Seorang pelaku usaha memulai bisnisnya untuk memperoleh
keuntungan, mereka melihat adanya suatu peluang usaha yang kemudian mereka
jalankan dan menghasilkan keuntungan. Namun akhir-akhir ini fungsi dari sebuah
bisnis ternyata tidak hanya digunakan untuk memperoleh keuntungan dari sebuah
peluang usaha, namun juga digunakan sebagai sarana untuk melakukan pencucian
uang. Akhir-akhir ini, kata-kata pencucian uang atau money laudring sering kali muncul di berbagai berita,
dan jika dilihat secara seksama, sebagian besar pencucian uang ini terkait
dengan sebuah bisnis yang dibangun oleh pelaku tindak pidana pencucian uang.
Secara umum, pencucian uang dapat diartikan sebagai sebuah
proses dimana seseorang berusaha untuk menyembunyikan dan menyamarkan harta
kekayaan yang diperoleh dari suatu tindak pidana yang kemudian diolah
sedemikian rupa sehingga muncul kembali sebagai harta kekayaan yang sah.
Pencucian uang ini juga termasuk sebagai kejahatan kerah putih (white collar
crime). Disebut kejahatan kerah putih karena kejahatan ini biasanya
dilakukan oleh mereka yang memiliki kewenangan dan kekuasaan. Di Indonesia,
tindak pidana pencucian ini baru mulai dibicarakan orang pada akhir tahun 2012,
meskipun Undang – Undang pencucian uang sudah diterbitkan tahun 2010 (Undang –
Undang Nomor 8 tahun 2010 tentang pencegahan dan pemberantasan tindak pidana
pencucian uang).
Pencucian uang ini merupakan tindakan pidana yang tidak dapat
berdiri sendiri, artinya seseorang baru dapat dikenakan tindak pidana pencucian
uang apabila terdapat uang yang diperoleh dari suatu tindak pidana. Dalam kasus
– kasus pencucian uang di Indonesia, sebagian besar tindak pidana awalnya
adalah tindak pidana korupsi, meskipun tidak hanya korupsi saja, harta kekayaan
hasil dari tindak pidana lainnya seperti narkortika, kejahatan di bidang
perbankan, pasar modal, perasuransian, juga termasuk objek dari UU pencucian uang
(pasal 2 ayat 1).
Dari berbagai kasus pencucian uang yang terungkap, ternyata
terdapat kesamaan dimana pelaku selalu menggunakan bisnisnya untuk mencuci uang
mereka. Pelaku mendirikan sebuah korporasi fiktif dimana harta kekayaan yang
diperoleh dari sebuah tindak pidana dimasukan sebagai keuntungan korporasi
tersebut. Dengan demikian uang yang diterima merupakan keuntungan dari bisnis
yang dijalani. Dalam berbagai kasus yang terungkap, Pusat Pelaporan dan
Analisis Transaksi Keuangan (PPATK) melihat gejala penggunaan korporasi fiktif
sebagai tempat pencucian uang. Korporasi tersebut tidak memiliki jenis bisnis
yang jelas, namun keuntungannya terus bertambah.

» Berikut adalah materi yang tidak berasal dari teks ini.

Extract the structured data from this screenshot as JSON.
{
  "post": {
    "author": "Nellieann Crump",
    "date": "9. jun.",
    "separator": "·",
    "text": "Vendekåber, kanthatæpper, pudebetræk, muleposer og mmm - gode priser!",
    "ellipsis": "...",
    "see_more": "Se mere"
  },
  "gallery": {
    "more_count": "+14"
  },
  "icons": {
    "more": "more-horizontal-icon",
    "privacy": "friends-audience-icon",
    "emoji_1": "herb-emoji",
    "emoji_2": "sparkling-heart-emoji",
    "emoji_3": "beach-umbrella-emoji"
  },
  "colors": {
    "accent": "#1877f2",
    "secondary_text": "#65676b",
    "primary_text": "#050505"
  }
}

Hal ini perlu diperhatikan oleh pelaku bisnis lainnya, karena
terdapat kemungkinan seorang pelaku usaha akan turut terkena dampaknya apabila
tidak berhati-hati. Dalam pasal 5 ayat 1 UU Pencucian Uang disebutkan bahwa “
setiap orang yang menerima atau menguasai penempatan, pentransferan,
pembayaran, hibah, sumbangan, penitipan, penukaran, atau menggunakan harta
kekayaan yang diketahuinya atau patut diduganya merupakan hasil tindak pidana,
dipidana dengan pidana penjara paling lama 5 tahun dan denda paling banyak 1
milyar Rupiah”.
Kemudian dalam pasal 6 UU Pencucian Uang juga disebutkan
bahwa “dalam hal tindak pidana pencucian uang sebagaimana dimaksud dalam pasal
3, pasal 4, dan pasal 5 dilakukan oleh korporasi, pidana dijatuhkan terhadap
korporasi dan/atau personil pengendali korporasi.
Dengan adanya aturan tersebut, pelaku usaha harus
berhati-hati apabila mendapati suatu transaksi keuangan mencurigakan, yang
menyimpang dari profil, karakteristik, atau kebiasaan pola transaksi dari suatu
pihak tertentu. Pelaku usaha jangan hanya melihat keuntungan yang diperoleh,
namun juga resiko yang akan dihadapinya.